Mr Michel Barnier, European commissioner for internal market and services, says China's financial sector is not open enough to foreign participation and key obstacles remain to investment. -- PHOTO: REUTERS
Mr Michel Barnier, European commissioner for internal market and services, says China's financial sector is not open enough to foreign participation and key obstacles remain to investment. -- PHOTO: REUTERS

BEIJING (AFP) - China's financial sector is not open enough to foreign participation and key obstacles remain to investment, a top European Union official said on Tuesday.

"Chinese banks are some of the biggest and most powerful banks in the world," Michel Barnier, European commissioner for internal market and services, told reporters.

"They shouldn't and do not fear competition," he added.

Barnier spoke at the end of a visit to China for talks with officials, including Finance Minister Lou Jiwei.

The 28-nation EU and China announced in late November the launch of negotiations for a landmark investment agreement, even as they clashed bitterly last year over commercial disputes ranging from Chinese solar panels to European wine.

Barnier complained that foreign banks take up a mere two per cent of the Chinese market.

"So there is definitely room for progress," he said, adding that more openness in China's banking sector is in its own interest.

"We hope that European banks can be welcomed in China as we welcome Chinese banks in Europe," he said.

Barnier cited as obstacles restrictions on investment levels in joint ventures and the difficulty in obtaining licences for banking or insurance activities.

"It's difficult to get licences," he said. "There are many difficulties for foreign companies because of these controls or restrictions.

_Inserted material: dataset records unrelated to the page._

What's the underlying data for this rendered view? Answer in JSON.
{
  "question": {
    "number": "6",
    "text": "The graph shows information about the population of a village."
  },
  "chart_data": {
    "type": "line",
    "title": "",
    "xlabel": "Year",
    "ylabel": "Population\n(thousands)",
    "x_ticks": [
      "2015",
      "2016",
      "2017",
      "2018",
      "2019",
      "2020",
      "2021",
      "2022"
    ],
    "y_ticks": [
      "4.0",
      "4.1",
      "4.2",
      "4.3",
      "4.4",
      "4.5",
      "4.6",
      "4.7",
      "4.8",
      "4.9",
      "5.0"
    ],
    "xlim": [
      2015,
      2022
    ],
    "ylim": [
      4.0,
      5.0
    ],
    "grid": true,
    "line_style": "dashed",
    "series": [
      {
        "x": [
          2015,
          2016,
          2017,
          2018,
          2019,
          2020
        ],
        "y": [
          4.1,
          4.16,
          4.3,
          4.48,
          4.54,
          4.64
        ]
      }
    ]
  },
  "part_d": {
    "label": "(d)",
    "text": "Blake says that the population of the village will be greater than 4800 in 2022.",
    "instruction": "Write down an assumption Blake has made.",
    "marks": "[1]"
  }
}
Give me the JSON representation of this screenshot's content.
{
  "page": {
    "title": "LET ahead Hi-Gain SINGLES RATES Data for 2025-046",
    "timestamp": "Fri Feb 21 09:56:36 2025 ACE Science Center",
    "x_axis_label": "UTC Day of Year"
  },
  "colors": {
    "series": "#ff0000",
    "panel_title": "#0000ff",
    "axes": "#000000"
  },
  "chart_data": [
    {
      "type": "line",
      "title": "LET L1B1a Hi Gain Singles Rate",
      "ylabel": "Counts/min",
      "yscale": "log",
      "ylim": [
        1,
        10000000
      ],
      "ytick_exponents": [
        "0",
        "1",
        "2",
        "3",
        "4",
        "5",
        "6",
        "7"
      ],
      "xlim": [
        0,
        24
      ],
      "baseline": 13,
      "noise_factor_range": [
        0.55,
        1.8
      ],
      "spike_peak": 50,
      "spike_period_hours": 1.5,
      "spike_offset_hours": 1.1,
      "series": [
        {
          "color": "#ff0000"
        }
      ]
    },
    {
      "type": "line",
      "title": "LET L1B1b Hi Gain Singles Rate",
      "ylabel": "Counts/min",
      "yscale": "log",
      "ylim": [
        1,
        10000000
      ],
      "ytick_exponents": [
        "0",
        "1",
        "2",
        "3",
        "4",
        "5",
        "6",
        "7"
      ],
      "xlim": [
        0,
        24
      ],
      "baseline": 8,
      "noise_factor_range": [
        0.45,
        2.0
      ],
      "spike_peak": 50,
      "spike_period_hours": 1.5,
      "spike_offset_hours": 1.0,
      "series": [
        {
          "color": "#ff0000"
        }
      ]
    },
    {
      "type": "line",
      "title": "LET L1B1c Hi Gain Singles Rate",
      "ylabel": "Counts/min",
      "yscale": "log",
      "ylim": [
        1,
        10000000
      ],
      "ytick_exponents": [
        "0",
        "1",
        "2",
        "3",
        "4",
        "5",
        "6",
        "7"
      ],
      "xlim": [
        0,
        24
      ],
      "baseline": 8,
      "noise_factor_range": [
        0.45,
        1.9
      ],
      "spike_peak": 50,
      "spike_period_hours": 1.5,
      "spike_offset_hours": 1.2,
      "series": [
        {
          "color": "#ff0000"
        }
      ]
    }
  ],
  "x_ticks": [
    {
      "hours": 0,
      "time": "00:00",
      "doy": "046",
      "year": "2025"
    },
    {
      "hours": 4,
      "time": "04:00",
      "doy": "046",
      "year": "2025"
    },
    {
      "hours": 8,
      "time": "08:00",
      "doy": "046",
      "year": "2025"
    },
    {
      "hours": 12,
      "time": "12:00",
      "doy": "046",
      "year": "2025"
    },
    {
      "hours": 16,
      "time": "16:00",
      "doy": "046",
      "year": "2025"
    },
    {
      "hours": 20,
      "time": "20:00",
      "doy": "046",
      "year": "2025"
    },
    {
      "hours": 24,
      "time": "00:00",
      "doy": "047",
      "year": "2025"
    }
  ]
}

These are obstacles to the participation in the Chinese market."

Barnier, however, praised as progress an emphasis on "rule of law" in decisions taken by China's ruling Communist Party at a key meeting in November, that made commitments to various social, economic and legal reforms.

"This is a very good thing," he said, also praising China's opening of its auto insurance market to European and other foreign companies.

EU trade chief Karel De Gucht in November urged the bloc to defend itself more aggressively against China, saying it would not "get anything from the Chinese by being polite".